In any case, I had far greater issues. This weekend while I was leaving the grocery store, I suddenly realized that I was ridiculously dehydrated. Luckily, the grocery store is one of the best places to realize that, and I actually had a 12-pack of sparkling water right in my very own cart. Being a woman of action, I immediately solved the hydration issue, but at unanticipated peril to my hand. A cardboard cut. The worst of the small but horrible cut variety. And right on my pinky! Do you know how often you use your pinky? Especially if you work in an office, with a keyboard? About eleventy-million times a day. Thank goodness my daughter had had an injury just horrible enough herself, earlier in the day, to need about 25 seconds of ice on the way to her soccer game. That ice, long since melted, but now a snack baggie of clean water in a grocery store parking lot, served as the first aid I needed to keep my limb and continue home. But seriously, eleventy-million times a day.

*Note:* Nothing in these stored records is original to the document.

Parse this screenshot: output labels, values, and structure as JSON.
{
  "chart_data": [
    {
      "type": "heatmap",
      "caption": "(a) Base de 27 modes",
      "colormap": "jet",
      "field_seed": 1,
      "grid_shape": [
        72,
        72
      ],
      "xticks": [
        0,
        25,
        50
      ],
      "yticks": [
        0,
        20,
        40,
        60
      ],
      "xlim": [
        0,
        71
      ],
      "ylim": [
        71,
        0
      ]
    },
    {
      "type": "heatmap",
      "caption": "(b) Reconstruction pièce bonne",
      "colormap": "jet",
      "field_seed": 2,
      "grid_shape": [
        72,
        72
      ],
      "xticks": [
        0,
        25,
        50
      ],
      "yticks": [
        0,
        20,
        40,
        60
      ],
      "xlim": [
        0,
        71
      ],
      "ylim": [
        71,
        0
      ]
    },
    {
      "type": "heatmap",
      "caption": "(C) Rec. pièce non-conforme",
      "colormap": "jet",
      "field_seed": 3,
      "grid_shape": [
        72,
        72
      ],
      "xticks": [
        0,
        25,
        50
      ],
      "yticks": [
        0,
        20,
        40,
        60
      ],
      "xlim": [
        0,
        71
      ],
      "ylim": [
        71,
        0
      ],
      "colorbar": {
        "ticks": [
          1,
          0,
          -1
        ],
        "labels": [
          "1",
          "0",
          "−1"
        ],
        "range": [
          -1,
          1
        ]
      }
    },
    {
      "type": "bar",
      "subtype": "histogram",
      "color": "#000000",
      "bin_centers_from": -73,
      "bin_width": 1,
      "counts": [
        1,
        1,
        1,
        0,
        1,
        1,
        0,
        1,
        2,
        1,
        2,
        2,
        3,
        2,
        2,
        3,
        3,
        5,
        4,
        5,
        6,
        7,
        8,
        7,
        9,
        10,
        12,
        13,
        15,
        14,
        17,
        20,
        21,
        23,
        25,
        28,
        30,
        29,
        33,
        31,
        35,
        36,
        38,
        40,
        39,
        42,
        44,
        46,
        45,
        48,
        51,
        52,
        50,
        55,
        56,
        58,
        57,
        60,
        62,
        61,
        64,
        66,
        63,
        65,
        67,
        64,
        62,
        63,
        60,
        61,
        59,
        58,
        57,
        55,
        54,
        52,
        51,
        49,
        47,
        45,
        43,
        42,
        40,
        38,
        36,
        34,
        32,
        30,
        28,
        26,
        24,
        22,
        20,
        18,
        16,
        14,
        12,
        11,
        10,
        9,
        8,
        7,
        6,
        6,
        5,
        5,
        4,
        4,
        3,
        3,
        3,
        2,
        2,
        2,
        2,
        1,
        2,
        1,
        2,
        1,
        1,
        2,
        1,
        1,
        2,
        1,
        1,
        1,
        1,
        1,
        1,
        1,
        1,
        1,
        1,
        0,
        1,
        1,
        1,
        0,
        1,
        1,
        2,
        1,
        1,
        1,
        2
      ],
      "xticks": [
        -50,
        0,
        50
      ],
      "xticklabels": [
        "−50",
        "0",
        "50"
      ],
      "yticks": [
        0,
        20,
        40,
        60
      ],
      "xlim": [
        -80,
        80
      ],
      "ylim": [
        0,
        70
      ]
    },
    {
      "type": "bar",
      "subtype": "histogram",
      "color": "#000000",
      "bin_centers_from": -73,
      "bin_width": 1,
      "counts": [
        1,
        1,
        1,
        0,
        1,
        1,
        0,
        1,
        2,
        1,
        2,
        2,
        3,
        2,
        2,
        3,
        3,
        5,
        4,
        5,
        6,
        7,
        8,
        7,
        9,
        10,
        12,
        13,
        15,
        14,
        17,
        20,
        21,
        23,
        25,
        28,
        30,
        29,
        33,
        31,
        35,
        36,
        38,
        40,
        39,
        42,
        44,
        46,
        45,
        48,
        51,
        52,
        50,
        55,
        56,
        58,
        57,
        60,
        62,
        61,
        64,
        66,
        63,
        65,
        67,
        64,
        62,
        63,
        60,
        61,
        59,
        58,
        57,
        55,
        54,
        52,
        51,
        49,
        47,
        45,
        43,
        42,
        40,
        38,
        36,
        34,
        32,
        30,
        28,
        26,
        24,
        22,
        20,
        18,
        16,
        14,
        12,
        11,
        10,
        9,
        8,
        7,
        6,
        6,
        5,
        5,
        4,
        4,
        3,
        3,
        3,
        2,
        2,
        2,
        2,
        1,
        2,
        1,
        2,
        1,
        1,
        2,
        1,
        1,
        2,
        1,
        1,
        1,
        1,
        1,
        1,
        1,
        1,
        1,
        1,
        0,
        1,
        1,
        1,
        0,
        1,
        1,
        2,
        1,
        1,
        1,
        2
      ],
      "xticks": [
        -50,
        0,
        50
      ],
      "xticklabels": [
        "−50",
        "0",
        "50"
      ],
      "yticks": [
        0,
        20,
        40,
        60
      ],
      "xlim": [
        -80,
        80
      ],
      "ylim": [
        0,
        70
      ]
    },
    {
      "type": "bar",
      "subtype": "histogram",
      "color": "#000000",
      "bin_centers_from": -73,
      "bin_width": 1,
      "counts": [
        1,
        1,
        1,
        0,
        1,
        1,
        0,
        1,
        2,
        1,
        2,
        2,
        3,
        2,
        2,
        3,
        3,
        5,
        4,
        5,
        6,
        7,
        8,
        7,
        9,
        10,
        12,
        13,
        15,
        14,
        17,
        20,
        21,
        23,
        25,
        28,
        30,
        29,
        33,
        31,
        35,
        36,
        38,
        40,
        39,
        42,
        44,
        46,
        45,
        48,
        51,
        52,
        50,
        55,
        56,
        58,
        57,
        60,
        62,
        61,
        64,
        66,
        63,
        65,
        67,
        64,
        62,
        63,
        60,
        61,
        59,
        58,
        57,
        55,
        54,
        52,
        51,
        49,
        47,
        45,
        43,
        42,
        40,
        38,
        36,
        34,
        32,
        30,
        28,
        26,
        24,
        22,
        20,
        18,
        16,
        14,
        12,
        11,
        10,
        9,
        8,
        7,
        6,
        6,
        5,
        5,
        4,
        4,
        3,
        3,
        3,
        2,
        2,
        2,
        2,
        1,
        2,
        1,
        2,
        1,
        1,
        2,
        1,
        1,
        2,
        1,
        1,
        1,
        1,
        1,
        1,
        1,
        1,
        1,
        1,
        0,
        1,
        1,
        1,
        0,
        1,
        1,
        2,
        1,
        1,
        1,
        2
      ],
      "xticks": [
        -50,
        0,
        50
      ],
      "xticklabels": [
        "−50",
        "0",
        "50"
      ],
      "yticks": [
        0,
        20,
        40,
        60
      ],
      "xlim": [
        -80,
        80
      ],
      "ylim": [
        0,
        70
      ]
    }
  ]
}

In tonight’s game of child care and activity hot potato, we had family dinner at the rec center between my oldest’s dance classes, as one does on a Tuesday. If I left work by 5:30, I could definitely make it on time. At 5:37, I was still feeling pretty optimistic. Four kids burrito bowls from Qdoba, please. All with chicken, rice, pico and black beans, but all four with a different combination of queso, guacamole, cheese, and sour cream. And I realized, just for a moment, before I went back to being someone’s harried co-worker and mother and living life off a post-it note (dammit, another day where I didn’t renew those unread library books), that my puzzle pieces aren’t just indistinguishable shades of blue and green, even though sometimes they feel exactly like a turbulent ocean. My puzzle pieces are growing up right before my eyes, with growing preferences and senses of humor and talents and personalities and clear opinions on sour cream. How lucky am I to be sorting through these pieces and getting to know them well enough to fit them together.
Although, I admit, 20 minutes later, my zen had evaporated just enough that I was still kinda annoyed to realize that these were definitely my husband’s socks:
But whether it’s the beginnings of a forest in my living room (we’ll appreciate the extra oxygen come February), or home-spun philosophy found in the plating of a burrito bowl, I’m going to try to remember it’s usually best to accept the pieces as they come, even though some fit more easily than others. And to appreciate especially when there are literally random pieces. This is what my youngest left behind when she went to bed. Sight word homework, a Darth Vader head, an amethyst with a buffalo on it, and some Playdoh. I feel like that sums things up pretty well. My puzzle is a long way from complete, but really, I wouldn’t want to finish it anytime soon, anyway.